For software development, support and consulting services at
AtiSunya Private Limited
The\This service agreement (“agreement”) shall apply and govern the statement of work(s), project, support, letter of intent or any other document (“sow”) executed between AtiSunya Private Limited and customer or consultant, for the purpose of providing professional services and support (“services”) or deliverables (“deliverable”) for software development, support and consulting.
Intellectual Property Rights
1. The copyright and all other intellectual property rights of whatever nature shall be and shall remain vested in the Supplier.
2. The Supplier hereby grants to the Client with effect from the Acceptance Date a non-exclusive and non-transferable license to use and copy the Programs and the Operating Manuals for its own internal business purposes.
3. The Client shall not be entitled to sub-license the use of the whole or any part of the Programs or the Operating Manuals.
4. The Client undertakes to treat as confidential and keep secret all information contained or embodied in the Programs, the Operating Manuals, and the Operative Specifications and in all other specifications and documentation relating to the Programs and all information conveyed to the Client by training.
5. The Client shall not without the prior written consent of the Supplier discloses any part of the Information to any person except:
a.
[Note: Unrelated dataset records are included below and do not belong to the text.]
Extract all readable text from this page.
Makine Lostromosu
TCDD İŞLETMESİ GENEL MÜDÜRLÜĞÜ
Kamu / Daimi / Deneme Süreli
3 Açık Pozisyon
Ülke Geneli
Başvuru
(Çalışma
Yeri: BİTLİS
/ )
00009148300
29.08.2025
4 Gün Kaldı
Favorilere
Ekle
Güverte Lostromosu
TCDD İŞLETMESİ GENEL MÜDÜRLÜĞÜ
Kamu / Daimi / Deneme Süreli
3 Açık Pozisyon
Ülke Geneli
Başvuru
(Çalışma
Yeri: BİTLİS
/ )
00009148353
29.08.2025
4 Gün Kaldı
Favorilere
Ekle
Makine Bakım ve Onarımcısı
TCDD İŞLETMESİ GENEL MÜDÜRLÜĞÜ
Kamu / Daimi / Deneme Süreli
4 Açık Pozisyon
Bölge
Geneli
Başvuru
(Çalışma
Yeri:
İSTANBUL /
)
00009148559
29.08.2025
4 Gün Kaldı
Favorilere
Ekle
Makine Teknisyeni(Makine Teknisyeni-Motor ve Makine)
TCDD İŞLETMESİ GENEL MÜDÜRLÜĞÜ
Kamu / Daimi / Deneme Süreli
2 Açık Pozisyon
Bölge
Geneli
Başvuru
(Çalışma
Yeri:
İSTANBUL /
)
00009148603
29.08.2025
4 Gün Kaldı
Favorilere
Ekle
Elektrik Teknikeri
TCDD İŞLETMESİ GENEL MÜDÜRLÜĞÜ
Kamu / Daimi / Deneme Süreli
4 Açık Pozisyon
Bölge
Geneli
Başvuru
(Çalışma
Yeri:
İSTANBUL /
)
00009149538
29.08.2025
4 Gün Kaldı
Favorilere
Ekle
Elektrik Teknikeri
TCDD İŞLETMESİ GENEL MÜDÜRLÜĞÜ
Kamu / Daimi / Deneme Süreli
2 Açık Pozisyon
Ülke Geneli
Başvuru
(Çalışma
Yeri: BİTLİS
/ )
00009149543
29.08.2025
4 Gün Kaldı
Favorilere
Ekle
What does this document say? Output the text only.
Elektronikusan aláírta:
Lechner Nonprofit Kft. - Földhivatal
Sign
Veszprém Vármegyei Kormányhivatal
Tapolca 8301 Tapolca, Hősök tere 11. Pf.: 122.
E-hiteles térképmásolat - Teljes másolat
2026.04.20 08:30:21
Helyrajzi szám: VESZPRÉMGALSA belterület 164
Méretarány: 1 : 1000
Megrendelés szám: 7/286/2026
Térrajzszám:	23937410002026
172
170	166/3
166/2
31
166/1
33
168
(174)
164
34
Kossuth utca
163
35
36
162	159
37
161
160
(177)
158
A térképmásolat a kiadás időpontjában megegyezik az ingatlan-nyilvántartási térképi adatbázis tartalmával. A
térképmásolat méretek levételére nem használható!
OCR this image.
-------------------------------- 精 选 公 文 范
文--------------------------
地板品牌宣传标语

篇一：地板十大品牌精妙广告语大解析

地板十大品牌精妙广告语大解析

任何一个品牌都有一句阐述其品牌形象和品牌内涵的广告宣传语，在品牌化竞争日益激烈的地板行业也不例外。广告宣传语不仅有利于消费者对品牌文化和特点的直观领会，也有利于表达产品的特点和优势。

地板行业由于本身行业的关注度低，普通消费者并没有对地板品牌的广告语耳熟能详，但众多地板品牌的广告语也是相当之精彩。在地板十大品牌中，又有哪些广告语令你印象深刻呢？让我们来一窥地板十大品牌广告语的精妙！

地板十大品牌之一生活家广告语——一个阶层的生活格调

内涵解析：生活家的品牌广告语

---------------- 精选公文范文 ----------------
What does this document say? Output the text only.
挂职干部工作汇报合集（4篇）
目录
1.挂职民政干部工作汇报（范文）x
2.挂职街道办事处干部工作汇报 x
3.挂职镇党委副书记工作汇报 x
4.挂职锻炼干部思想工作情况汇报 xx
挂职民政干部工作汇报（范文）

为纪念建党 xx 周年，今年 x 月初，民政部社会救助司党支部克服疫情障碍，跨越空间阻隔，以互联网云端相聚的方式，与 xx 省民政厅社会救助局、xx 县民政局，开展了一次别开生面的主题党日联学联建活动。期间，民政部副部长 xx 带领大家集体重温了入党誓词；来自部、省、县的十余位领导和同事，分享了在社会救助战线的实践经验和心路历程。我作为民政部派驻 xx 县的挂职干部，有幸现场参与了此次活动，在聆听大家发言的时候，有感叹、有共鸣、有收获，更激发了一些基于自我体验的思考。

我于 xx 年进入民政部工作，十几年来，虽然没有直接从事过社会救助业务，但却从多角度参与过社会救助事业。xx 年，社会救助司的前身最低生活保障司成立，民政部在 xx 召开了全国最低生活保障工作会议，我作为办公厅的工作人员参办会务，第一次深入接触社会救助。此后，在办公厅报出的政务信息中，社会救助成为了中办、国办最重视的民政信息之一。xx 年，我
The Client’s own employees who need to know such information;
b. The Client’s auditors, Tax authorities, Customs & Excise and any other persons or bodies having a right, duty or obligation to know the business of the Client and then only in pursuance of such right duty or obligation;
c. Any person who is from time-to-time appointed by the Client to maintain any equipment on which the Programs are being used and then only to the extent necessary to enable such person properly to maintain such equipment;
d. Any professional adviser of the Client in connection with a dispute arising from this Agreement or the Client’s use of the Programs.
6. The Client undertakes to ensure that the persons and bodies mentioned in clauses 5(a), 5(b), 5(c) and 5(d) are made aware prior to the disclosure of, any part of the Information that the same is confidential and that they owe a duty of confidence to the Supplier.
7. The Client shall indemnify the Supplier against any loss or damage which the Supplier may sustain or incur as a result of the Client failing to comply with such undertaking
8. The Client shall promptly notify the Supplier if it becomes aware of any breach of confidence by any person to whom the Client divulges all or any part of the Information and shall give the Supplier all reasonable assistance in connection with any proceedings that the Supplier may institute against such person for breach of confidence.
Notwithstanding anything to the contrary in this Agreement, neither Party shall be liable by reason of failure or delay in the performance of its duties and obligations under this Agreement if such failure or delay is caused by acts of God, war, riot, fire, civil commotion, strikes, lock outs, embargoes, any orders of governmental, quasi-governmental, or local authorities or any other similar cause beyond its control and without its fault or negligence.